Being Childfree

Over the past few years I have started to become more and more focused on my lack of children and how it effects my decision making on a day to day basis. While I owned and operated Free Bread I truly felt as though it were my child. My bread baby. I pushed and slept and breathed that business for 24 hours a day. I made decisions on behalf of the business that weren’t even rational, just for a sale or a new customer or another month’s preservation. I took out quickie loans, signed terrible leases, worked packing bread at night, popped bread in the oven, made a delivery, came back to the bakery to take out the bread and pray it hadn’t burned. I’d run to 8 different stores to buy ridiculously obscure ingredients at 3am, baked while drunk AND high. One time I left my delivery vehicle idling in a gas station overnight and forgot it was there. I went on medicaid and qualified for foodstamps but couldn’t navigate the paperwork and wait times so just opted out. During the delivery years I got arrested for vehicular cell phone and illegal left hand turns and spent 2 hours in jail. It all zipped by in a flash of desperation. These are some of the beacon moments of my life in fact- because it showed what I was willing to do for something. It showed me a full economic picture of life for the people with resources vs the people without.
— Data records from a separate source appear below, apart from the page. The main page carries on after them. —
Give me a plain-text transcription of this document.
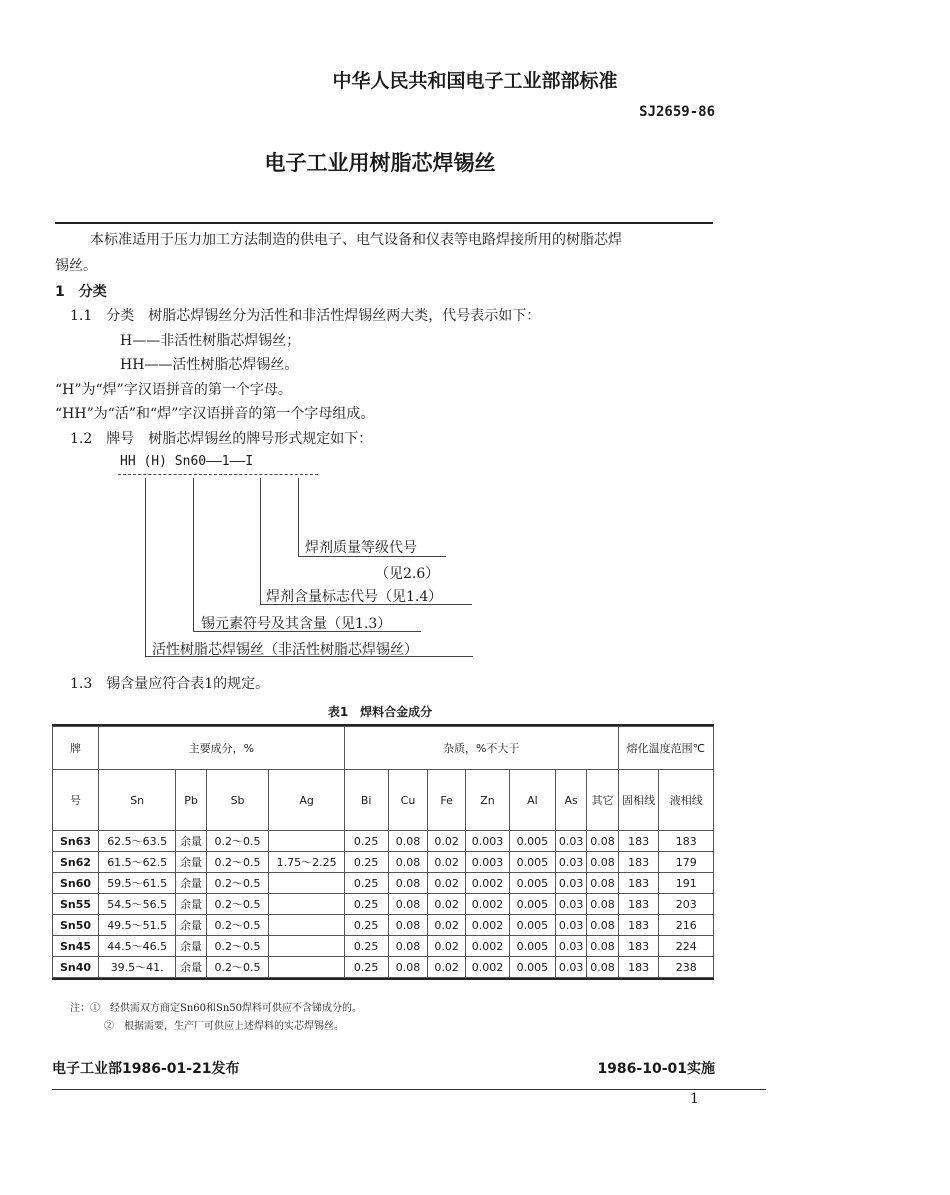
中华人民共和国电子工业部部标准
SJ2659-86
电子工业用树脂芯焊锡丝
本标准适用于压力加工方法制造的供电子、电气设备和仪表等电路焊接所用的树脂芯焊
锡丝。
1　分类
1.1　分类　树脂芯焊锡丝分为活性和非活性焊锡丝两大类，代号表示如下：
H——非活性树脂芯焊锡丝；
HH——活性树脂芯焊锡丝。
“H”为“焊”字汉语拼音的第一个字母。
“HH”为“活”和“焊”字汉语拼音的第一个字母组成。
1.2　牌号　树脂芯焊锡丝的牌号形式规定如下：
HH (H) Sn60——1——I
焊剂质量等级代号
（见2.6）
焊剂含量标志代号（见1.4）
锡元素符号及其含量（见1.3）
活性树脂芯焊锡丝（非活性树脂芯焊锡丝）
1.3　锡含量应符合表1的规定。
表1　焊料合金成分
牌	主要成分，%				杂质，%不大于							熔化温度范围℃	
号	Sn	Pb	Sb	Ag	Bi	Cu	Fe	Zn	Al	As	其它	固相线	液相线
Sn63	62.5～63.5	余量	0.2～0.5		0.25	0.08	0.02	0.003	0.005	0.03	0.08	183	183
Sn62	61.5～62.5	余量	0.2～0.5	1.75～2.25	0.25	0.08	0.02	0.003	0.005	0.03	0.08	183	179
Sn60	59.5～61.5	余量	0.2～0.5		0.25	0.08	0.02	0.002	0.005	0.03	0.08	183	191
Sn55	54.5～56.5	余量	0.2～0.5		0.25	0.08	0.02	0.002	0.005	0.03	0.08	183	203
Sn50	49.5～51.5	余量	0.2～0.5		0.25	0.08	0.02	0.002	0.005	0.03	0.08	183	216
Sn45	44.5～46.5	余量	0.2～0.5		0.25	0.08	0.02	0.002	0.005	0.03	0.08	183	224
Sn40	39.5～41.	余量	0.2～0.5		0.25	0.08	0.02	0.002	0.005	0.03	0.08	183	238
注：①　经供需双方商定Sn60和Sn50焊料可供应不含锑成分的。
②　根据需要，生产厂可供应上述焊料的实芯焊锡丝。
电子工业部1986-01-21发布	1986-10-01实施
1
When I stopped free bread I realized that nothing can protect me from loss. Part of me feels like I started the business in lieu of having a child. makes sense, I was 36 or 37…. like, here’s a safe thing that you can bring into the world that won’t crush you, like I know a daughter would. Like I know a man can, and has. Like my friends have. Like my own family has before. Crushed me.
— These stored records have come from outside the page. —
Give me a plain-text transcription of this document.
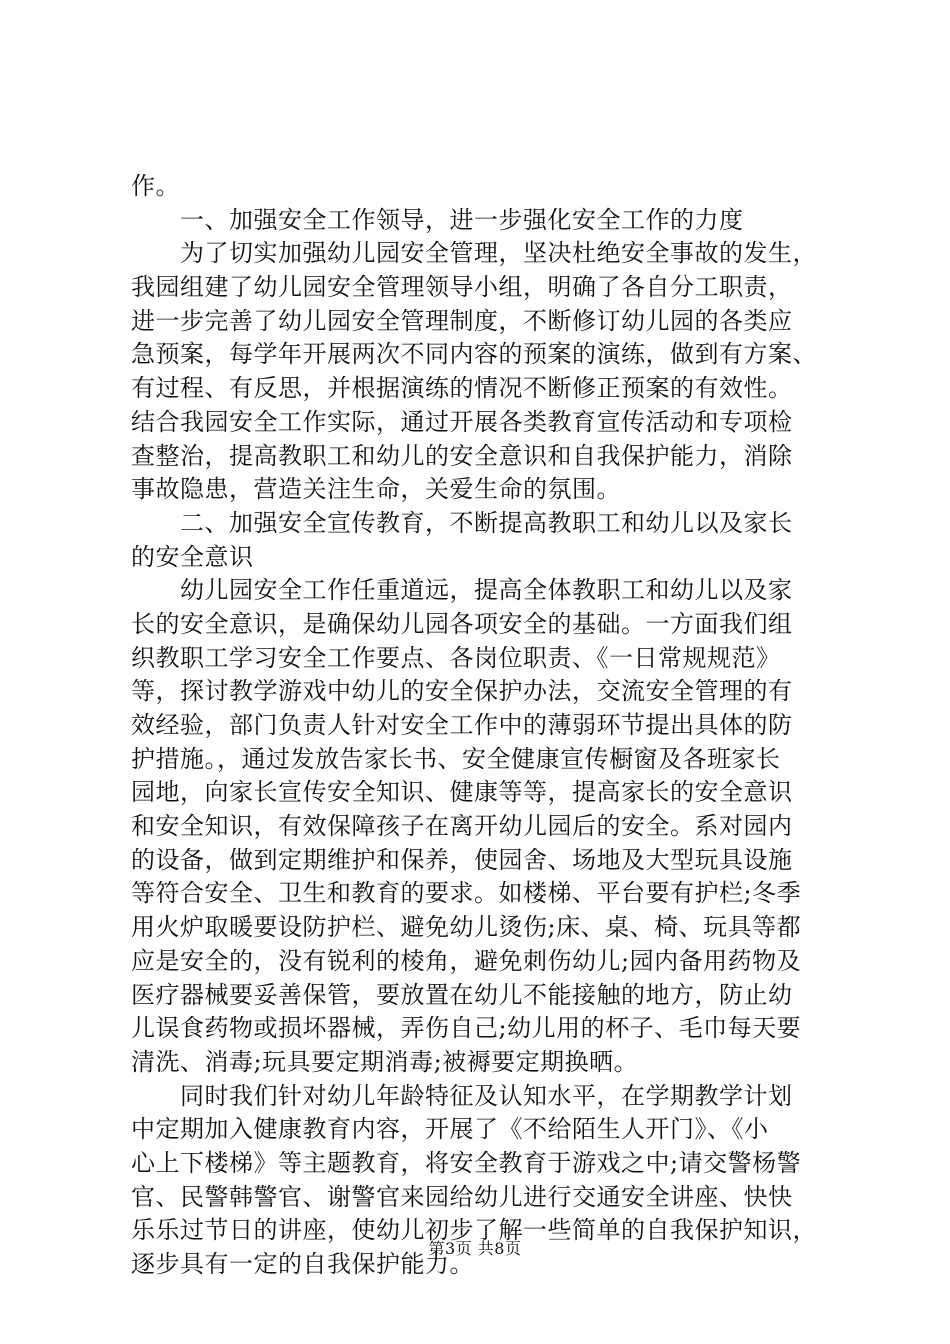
作。
　　一、加强安全工作领导，进一步强化安全工作的力度
　　为了切实加强幼儿园安全管理，坚决杜绝安全事故的发生，
我园组建了幼儿园安全管理领导小组，明确了各自分工职责，
进一步完善了幼儿园安全管理制度，不断修订幼儿园的各类应
急预案，每学年开展两次不同内容的预案的演练，做到有方案、
有过程、有反思，并根据演练的情况不断修正预案的有效性。
结合我园安全工作实际，通过开展各类教育宣传活动和专项检
查整治，提高教职工和幼儿的安全意识和自我保护能力，消除
事故隐患，营造关注生命，关爱生命的氛围。
　　二、加强安全宣传教育，不断提高教职工和幼儿以及家长
的安全意识
　　幼儿园安全工作任重道远，提高全体教职工和幼儿以及家
长的安全意识，是确保幼儿园各项安全的基础。一方面我们组
织教职工学习安全工作要点、各岗位职责、《一日常规规范》
等，探讨教学游戏中幼儿的安全保护办法，交流安全管理的有
效经验，部门负责人针对安全工作中的薄弱环节提出具体的防
护措施。，通过发放告家长书、安全健康宣传橱窗及各班家长
园地，向家长宣传安全知识、健康等等，提高家长的安全意识
和安全知识，有效保障孩子在离开幼儿园后的安全。系对园内
的设备，做到定期维护和保养，使园舍、场地及大型玩具设施
等符合安全、卫生和教育的要求。如楼梯、平台要有护栏;冬季
用火炉取暖要设防护栏、避免幼儿烫伤;床、桌、椅、玩具等都
应是安全的，没有锐利的棱角，避免刺伤幼儿;园内备用药物及
医疗器械要妥善保管，要放置在幼儿不能接触的地方，防止幼
儿误食药物或损坏器械，弄伤自己;幼儿用的杯子、毛巾每天要
清洗、消毒;玩具要定期消毒;被褥要定期换晒。
　　同时我们针对幼儿年龄特征及认知水平，在学期教学计划
中定期加入健康教育内容，开展了《不给陌生人开门》、《小
心上下楼梯》等主题教育，将安全教育于游戏之中;请交警杨警
官、民警韩警官、谢警官来园给幼儿进行交通安全讲座、快快
乐乐过节日的讲座，使幼儿初步了解一些简单的自我保护知识，
逐步具有一定的自我保护能力。
第3页 共8页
But then after your crushed you’re still alive. I mean I am. right now. I was crushed and yet I’m still here. So now how do I fill this time?

I vacillate between feeling really lucky and really scared. I hope I’m not being grandiose (I can be) but I feel like I can cherry pick. I have no chains. no dependents. no mortgage. No encumbrances. I’m looking for a single or multiple positive moving distraction(s) that can participate or totally fund my living expenses. My living expenses change depending on what that moving distraction is.

I have no money but money has never been a motivator. So one question is: Should I cherry pick making money a motivator? Is that a goal here? Do I want to learn to make money motivate my decisions?